On 4/26/12 1:24 PM, Hal Murray wrote:

[email protected] said:
2) The IDE is written in Java and is portable.  It is truly identical on all
platforms.  Yes it uses gcc but the end user never has to deal with gcc or
even know what gcc is.  Same with saving your code, hit just puts it "some
place" and keeps track of it

Do I have to use their particular style/GUI?  Or can I drive it from make,
mixing in pieces I like?

How is the documentation on the tool chain and libraries?  Are their good man
pages?





The Arduino IDE is NOT make compatible, as far as I know..

The documentation is mostly wiki-like, as well as several books out there. Lots of online forums

It's not like a gcc toolchain where you have a separate compiler, linker, binhex, etc and utilities..

It's an *integrated* development environment.

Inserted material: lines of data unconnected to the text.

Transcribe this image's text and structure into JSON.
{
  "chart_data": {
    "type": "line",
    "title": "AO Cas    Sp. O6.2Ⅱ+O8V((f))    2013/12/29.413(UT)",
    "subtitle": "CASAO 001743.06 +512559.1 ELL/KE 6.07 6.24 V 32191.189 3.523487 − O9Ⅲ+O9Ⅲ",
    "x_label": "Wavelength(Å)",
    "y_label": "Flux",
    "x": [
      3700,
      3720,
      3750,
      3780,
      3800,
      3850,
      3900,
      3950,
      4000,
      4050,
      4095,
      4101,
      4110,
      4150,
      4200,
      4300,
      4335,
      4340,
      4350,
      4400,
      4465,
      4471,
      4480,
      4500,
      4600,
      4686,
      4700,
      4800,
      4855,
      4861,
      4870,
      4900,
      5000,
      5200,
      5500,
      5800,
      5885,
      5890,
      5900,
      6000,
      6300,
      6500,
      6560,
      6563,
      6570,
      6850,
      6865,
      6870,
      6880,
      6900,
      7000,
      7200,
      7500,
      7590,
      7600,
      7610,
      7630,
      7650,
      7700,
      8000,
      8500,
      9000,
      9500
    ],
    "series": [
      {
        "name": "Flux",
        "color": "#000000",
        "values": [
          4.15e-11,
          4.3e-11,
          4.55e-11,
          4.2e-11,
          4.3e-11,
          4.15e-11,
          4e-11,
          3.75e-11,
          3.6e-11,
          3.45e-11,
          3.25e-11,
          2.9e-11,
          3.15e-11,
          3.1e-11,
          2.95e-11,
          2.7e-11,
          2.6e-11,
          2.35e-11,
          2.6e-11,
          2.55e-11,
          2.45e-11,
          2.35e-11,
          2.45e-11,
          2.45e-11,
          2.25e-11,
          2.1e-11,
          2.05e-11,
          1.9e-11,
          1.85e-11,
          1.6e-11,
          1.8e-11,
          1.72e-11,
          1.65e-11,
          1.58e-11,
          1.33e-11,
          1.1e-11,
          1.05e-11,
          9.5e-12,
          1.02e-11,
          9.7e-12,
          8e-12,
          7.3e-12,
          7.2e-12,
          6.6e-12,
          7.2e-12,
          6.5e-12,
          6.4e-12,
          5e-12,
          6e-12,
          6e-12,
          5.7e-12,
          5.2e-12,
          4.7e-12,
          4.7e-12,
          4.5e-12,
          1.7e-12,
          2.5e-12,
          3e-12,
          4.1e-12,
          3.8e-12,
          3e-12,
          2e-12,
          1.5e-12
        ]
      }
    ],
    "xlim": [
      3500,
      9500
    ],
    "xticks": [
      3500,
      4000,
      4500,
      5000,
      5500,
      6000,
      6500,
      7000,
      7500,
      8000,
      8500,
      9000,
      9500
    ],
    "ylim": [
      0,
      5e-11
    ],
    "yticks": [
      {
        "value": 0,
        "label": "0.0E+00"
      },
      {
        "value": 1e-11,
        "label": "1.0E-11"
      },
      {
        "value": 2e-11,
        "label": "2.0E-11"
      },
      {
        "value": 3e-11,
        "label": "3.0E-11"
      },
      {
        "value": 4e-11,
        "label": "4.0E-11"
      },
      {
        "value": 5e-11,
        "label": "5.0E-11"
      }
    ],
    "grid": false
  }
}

If you want a free Java based cross platform IDE that is compatible with make and extensible, etc. look at Eclipse. It's what I use at work for (mostly) C development on Windows, Linux, and RTEMS targets (using cross compilers). It's VERY cool, there's tons of documentation, there's tons of useful plugins for lots of languages and capabilities (cvs, svn, git, etc.)

What's nice is that the UI is really the same between my mac laptop, my windows desktop machine, and the linux boxes down in the lab (although, I confess that recently, I've been doing more "ssh -X labmachine", because it's hooked up to the target).